Background. Transparent and accessible reporting of COVID-19 data is critical for public health efforts. Each state and union territory (UT) of India has its own mechanism for reporting COVID-19 data, and the quality of their reporting has not been systematically evaluated. We present a comprehensive assessment of the quality of COVID-19 data reporting done by the Indian state and union territory governments. This assessment informs the public health efforts in India and serves as a guideline for pandemic data reporting by other governments.
Methods. We designed a semi-quantitative framework to assess the quality of COVID-19 data reporting done by the states and union territories of India. This framework captures four key aspects of public health data reporting - availability, accessibility, granularity, and privacy. We then used this framework to calculate a COVID-19 Data Reporting Score (CDRS, ranging from 0 to 1) for 29 states based on the quality of COVID-19 data reporting done by the state during the two-week period from 19 May to 1 June, 2020. States that reported less than 10 total confirmed cases as of May 18 were excluded from the study.
Findings. Our results indicate a strong disparity in the quality of COVID-19 data reporting done by the state governments in India. CDRS varies from 0.61 (good) in Karnataka to 0.0 (poor) in Bihar and Uttar Pradesh, with a median value of 0.26. Only ten states provide a visual representation of the trend in COVID-19 data. Ten states do not report any data stratified by age, gender, comorbidities or districts.
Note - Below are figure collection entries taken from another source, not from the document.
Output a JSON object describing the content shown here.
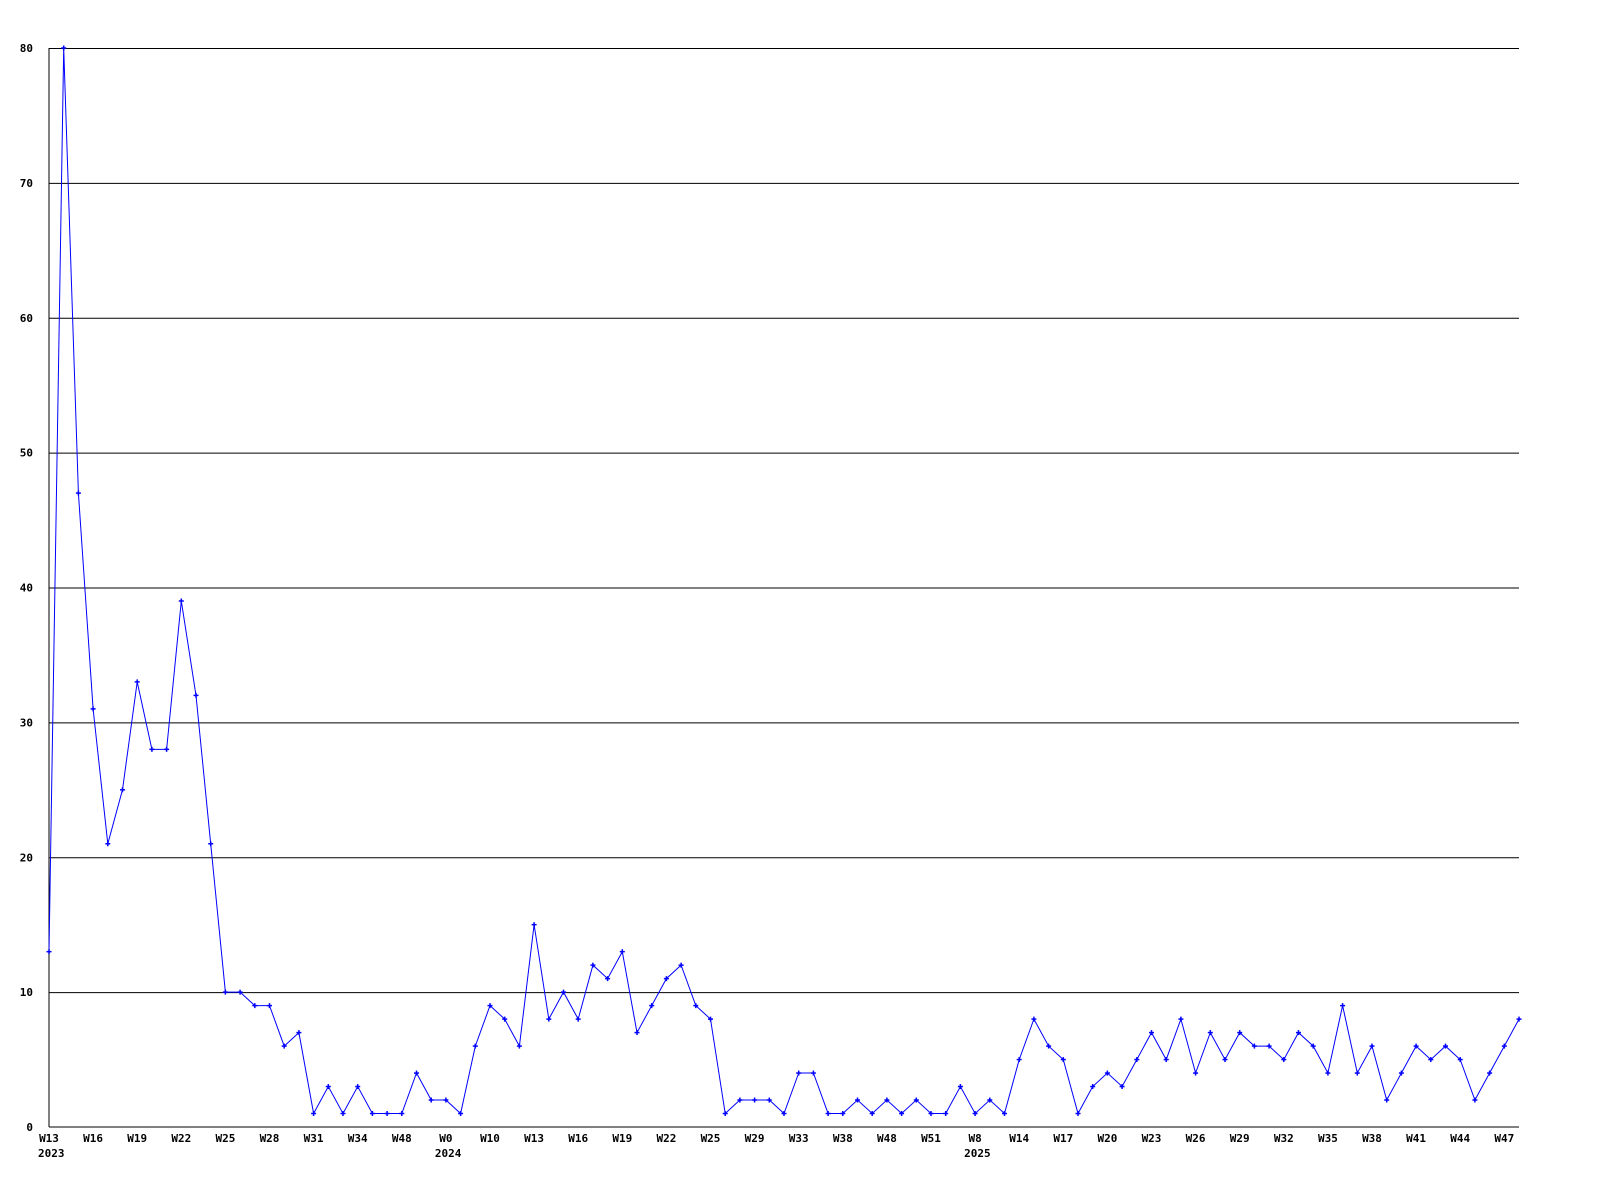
{
  "chart_data": {
    "type": "line",
    "title": "",
    "xlabel": "",
    "ylabel": "",
    "ylim": [
      0,
      80
    ],
    "yticks": [
      0,
      10,
      20,
      30,
      40,
      50,
      60,
      70,
      80
    ],
    "grid": true,
    "line_color": "#0000ff",
    "x_tick_labels": [
      {
        "index": 0,
        "label": "W13",
        "year": "2023"
      },
      {
        "index": 3,
        "label": "W16"
      },
      {
        "index": 6,
        "label": "W19"
      },
      {
        "index": 9,
        "label": "W22"
      },
      {
        "index": 12,
        "label": "W25"
      },
      {
        "index": 15,
        "label": "W28"
      },
      {
        "index": 18,
        "label": "W31"
      },
      {
        "index": 21,
        "label": "W34"
      },
      {
        "index": 24,
        "label": "W48"
      },
      {
        "index": 27,
        "label": "W0",
        "year": "2024"
      },
      {
        "index": 30,
        "label": "W10"
      },
      {
        "index": 33,
        "label": "W13"
      },
      {
        "index": 36,
        "label": "W16"
      },
      {
        "index": 39,
        "label": "W19"
      },
      {
        "index": 42,
        "label": "W22"
      },
      {
        "index": 45,
        "label": "W25"
      },
      {
        "index": 48,
        "label": "W29"
      },
      {
        "index": 51,
        "label": "W33"
      },
      {
        "index": 54,
        "label": "W38"
      },
      {
        "index": 57,
        "label": "W48"
      },
      {
        "index": 60,
        "label": "W51"
      },
      {
        "index": 63,
        "label": "W8",
        "year": "2025"
      },
      {
        "index": 66,
        "label": "W14"
      },
      {
        "index": 69,
        "label": "W17"
      },
      {
        "index": 72,
        "label": "W20"
      },
      {
        "index": 75,
        "label": "W23"
      },
      {
        "index": 78,
        "label": "W26"
      },
      {
        "index": 81,
        "label": "W29"
      },
      {
        "index": 84,
        "label": "W32"
      },
      {
        "index": 87,
        "label": "W35"
      },
      {
        "index": 90,
        "label": "W38"
      },
      {
        "index": 93,
        "label": "W41"
      },
      {
        "index": 96,
        "label": "W44"
      },
      {
        "index": 99,
        "label": "W47"
      }
    ],
    "values": [
      13,
      80,
      47,
      31,
      21,
      25,
      33,
      28,
      28,
      39,
      32,
      21,
      10,
      10,
      9,
      9,
      6,
      7,
      1,
      3,
      1,
      3,
      1,
      1,
      1,
      4,
      2,
      2,
      1,
      6,
      9,
      8,
      6,
      15,
      8,
      10,
      8,
      12,
      11,
      13,
      7,
      9,
      11,
      12,
      9,
      8,
      1,
      2,
      2,
      2,
      1,
      4,
      4,
      1,
      1,
      2,
      1,
      2,
      1,
      2,
      1,
      1,
      3,
      1,
      2,
      1,
      5,
      8,
      6,
      5,
      1,
      3,
      4,
      3,
      5,
      7,
      5,
      8,
      4,
      7,
      5,
      7,
      6,
      6,
      5,
      7,
      6,
      4,
      9,
      4,
      6,
      2,
      4,
      6,
      5,
      6,
      5,
      2,
      4,
      6,
      8
    ]
  }
}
In addition, we identify that Punjab and Chandigarh compromised the privacy of individuals under quarantine by releasing their personally identifiable information on the official websites. Across the states, the CDRS is positively associated with the state's sustainable development index for good health and well-being (Pearson correlation: r=0.630, p=0.0003).
Interpretation. The disparity in CDRS across states highlights three important findings at the national, state, and individual level. At the national level, it shows the lack of a unified framework for reporting COVID-19 data in India, and highlights the need for a central agency to monitor or audit the quality of data reporting done by the states. Without a unified framework, it is difficult to aggregate the data from different states, gain insights from them, and coordinate an effective nationwide response to the pandemic. Moreover, it reflects the inadequacy in coordination or sharing of resources among the states in India. Coordination among states is particularly important as more people start moving across states in the coming months. The disparate reporting score also reflects inequality in individual access to public health information and privacy protection based on the state of residence.
Funding. J.Z. is supported by NSF CCF 1763191, NIH R21 MD012867-01, NIH P30AG059307, NIH U01MH098953 and grants from the Silicon Valley Foundation and the Chan-Zuckerberg Initiative.